GeoscienceAustralia / dea-notebooks

Repository for Digital Earth Australia Jupyter Notebooks: tools and workflows for geospatial analysis with Open Data Cube and Xarray
https://docs.dea.ga.gov.au/notebooks/
Apache License 2.0
430 stars 126 forks source link

Suggested feature: 1m global canopy height product (AWS interoperability) #1232

Open wwoodgate opened 3 weeks ago

wwoodgate commented 3 weeks ago

Hi DEA team,

Building on the fantastic MS Planetary Computer notebook functionality that enables users to gain access to the MS Data Catalogue, I was wondering if similar functionality could be added to load in Open (spatial) Data from AWS? I'm specifically thinking of the recent 1m High Resolution (global) Canopy Height Maps by WRI and Meta (https://registry.opendata.aws/dataforgood-fb-forests/).

I had a poke around the files but couldn't see an easy way to do a spatial query (on say a specified bbox).

Just a suggestion!

Cheers

robbibt commented 3 weeks ago

Hey @wwoodgate!
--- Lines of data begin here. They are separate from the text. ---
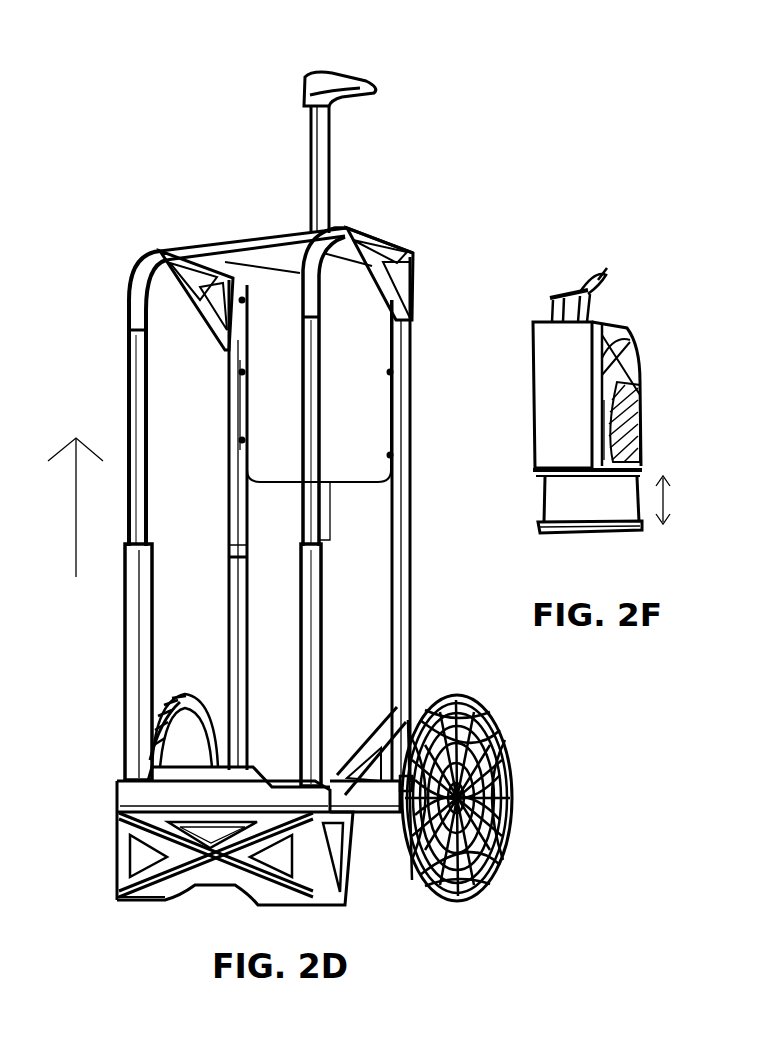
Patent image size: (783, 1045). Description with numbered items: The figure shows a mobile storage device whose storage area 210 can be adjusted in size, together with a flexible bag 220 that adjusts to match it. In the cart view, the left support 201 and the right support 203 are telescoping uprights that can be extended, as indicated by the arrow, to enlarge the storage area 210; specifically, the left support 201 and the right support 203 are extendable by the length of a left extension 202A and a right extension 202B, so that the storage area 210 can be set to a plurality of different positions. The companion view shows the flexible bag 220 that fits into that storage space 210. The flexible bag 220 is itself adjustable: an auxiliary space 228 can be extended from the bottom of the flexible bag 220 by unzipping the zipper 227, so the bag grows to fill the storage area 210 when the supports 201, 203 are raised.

In FIG. 2D, the storage area 210 is at (156, 315).
In FIG. 2D, the left extension 202A is at (128, 428).
In FIG. 2D, the right extension 202B is at (318, 440).
In FIG. 2D, the right support 203 is at (318, 668).
In FIG. 2D, the left support 201 is at (125, 665).
In FIG. 2F, the flexible bag 220 is at (650, 383).
In FIG. 2F, the zipper 227 is at (643, 470).
In FIG. 2F, the auxiliary space 228 is at (637, 530).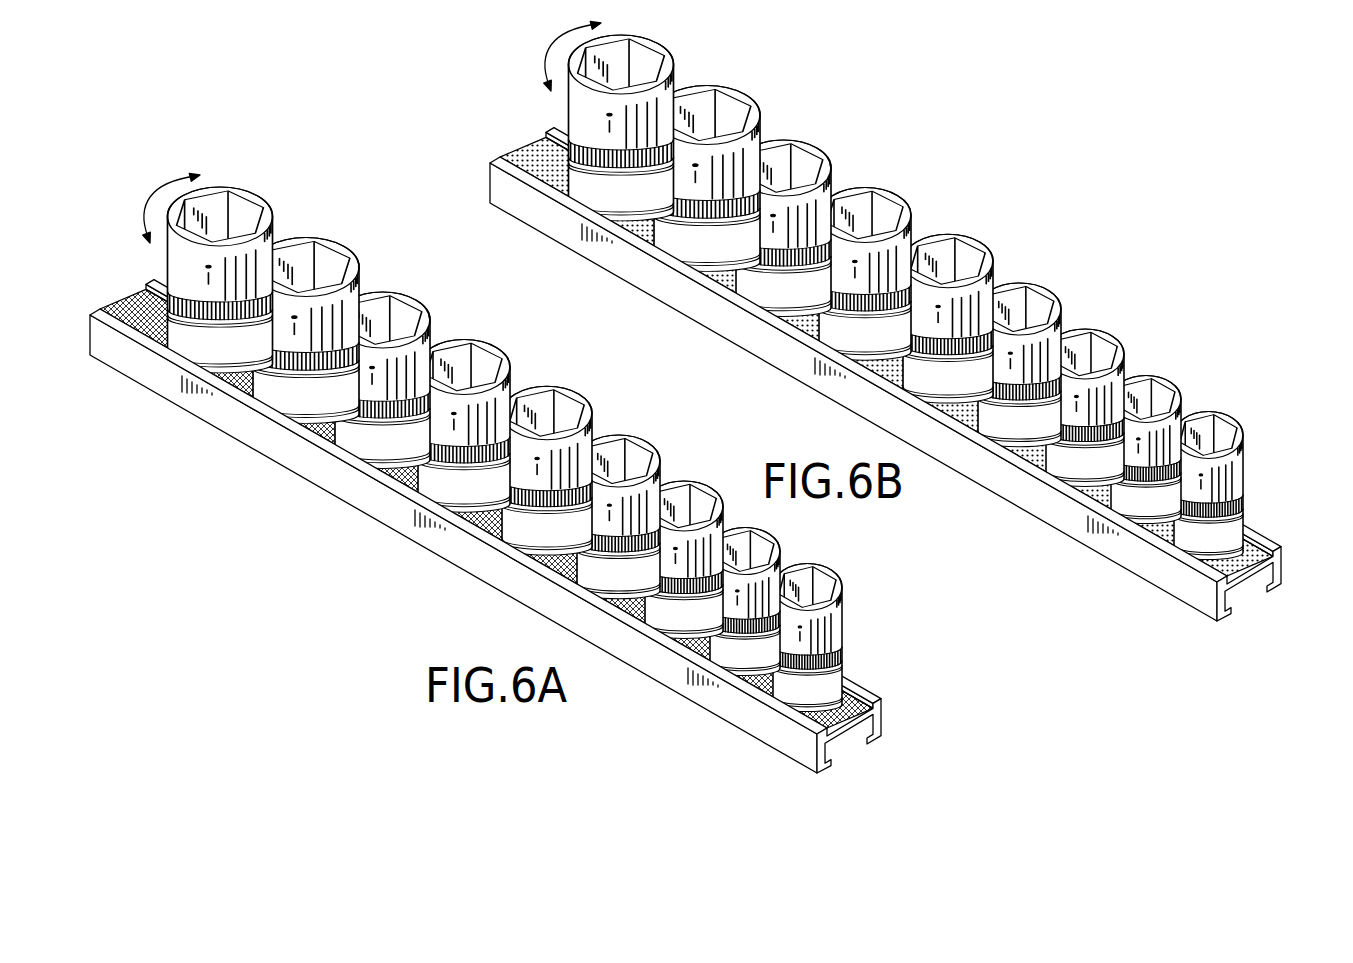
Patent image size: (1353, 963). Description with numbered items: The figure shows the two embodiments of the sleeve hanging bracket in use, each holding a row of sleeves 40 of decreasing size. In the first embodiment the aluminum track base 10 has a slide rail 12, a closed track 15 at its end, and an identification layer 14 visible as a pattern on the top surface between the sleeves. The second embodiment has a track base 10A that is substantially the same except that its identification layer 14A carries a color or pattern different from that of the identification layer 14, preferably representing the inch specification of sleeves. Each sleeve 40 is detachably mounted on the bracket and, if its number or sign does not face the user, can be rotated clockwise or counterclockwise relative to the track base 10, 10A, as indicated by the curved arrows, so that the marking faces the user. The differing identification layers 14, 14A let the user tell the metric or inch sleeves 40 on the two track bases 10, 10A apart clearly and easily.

Yep, it would be really neat to provide easier access to that data - it's pretty incredible stuff! Unfortunately a challenge is that the data doesn't currently have STAC metadata or a STAC search API, which means that the approach used in the Planetary Computer notebook (using Planetery Computer's STAC API to find and load the data for an AOI) doesn't directly apply.

It would be possible to develop a funky method that uses Meta's custom index file as a lookup - e.g. work out what file paths to load for an AOI. It would be a bit more bespoke, but probably pretty useful given how enormous this data is! Will have a think - and please feel free to share anything you put together yourself (we could try and get it into a notebook here)!

robbibt commented 3 weeks ago

@wwoodgate Here's a possible approach - use geopandas to load the index tile file for a bounding box, then load the corresponding tile and clip to your AOI using odc.geo:

import os
import rioxarray
import geopandas as gpd
import odc.geo.xr
from odc.geo.geom import BoundingBox

# Allow anonymous access to Meta canopy height data on Amazon S3
os.environ["AWS_NO_SIGN_REQUEST"] = "YES"

# Set study area
bbox = BoundingBox.from_xy(
    x=(152.436658, 152.453911),
    y=(-32.387423, -32.402873),
    crs="EPSG:4326",
)

# Read index tiles within bbox
tiles_gdf = gpd.read_file(
    "s3://dataforgood-fb-data/forests/v1/alsgedi_global_v6_float/tiles.geojson",
    bbox=bbox,
)

# Load specific tile
tile_id = tiles_gdf.tile[0]
ds = rioxarray.open_rasterio(f"s3://dataforgood-fb-data/forests/v1/alsgedi_global_v6_float/chm/{tile_id}.tif").squeeze()

# Crop to extent of bbox
ds_cropped = ds.odc.crop(bbox.polygon)

# Set zero values to NaN for visualisation
ds_cropped = ds_cropped.where(ds_cropped > 0)

# Export to file
ds_cropped.odc.write_cog(f"meta_chm_{tide_id}.tif")

# Explore on map
ds_cropped.odc.explore(cmap="Greens", vmin=0, vmax=15)

image

wwoodgate commented 2 weeks ago

Looks great! Thanks very much @robbibt

One minor hiccup was an error was thrown when reading in the gpd. The error was "CPLE_AWSAccessDeniedError: Access Denied" so perhaps something to do with the s3 mount?

I changed the path to ""https://dataforgood-fb-data.s3.amazonaws.com/forests/v1/alsgedi_global_v6_float/tiles.geojson" and it worked nicely.

Thanks a bunch for this!!

robbibt commented 2 weeks ago

Setting this should have in theory given you access:

os.environ["AWS_NO_SIGN_REQUEST"] = "YES"

But yep, access via HTTPS should work as a workaround.

I was messing around with a notebook example for this (comparing cover from DEA Fractional Cover with height from CHM), so will post it here when ready!

wwoodgate commented 2 weeks ago

Yup adding that fixes the issue.

Looking forward to the cover vs height comparison!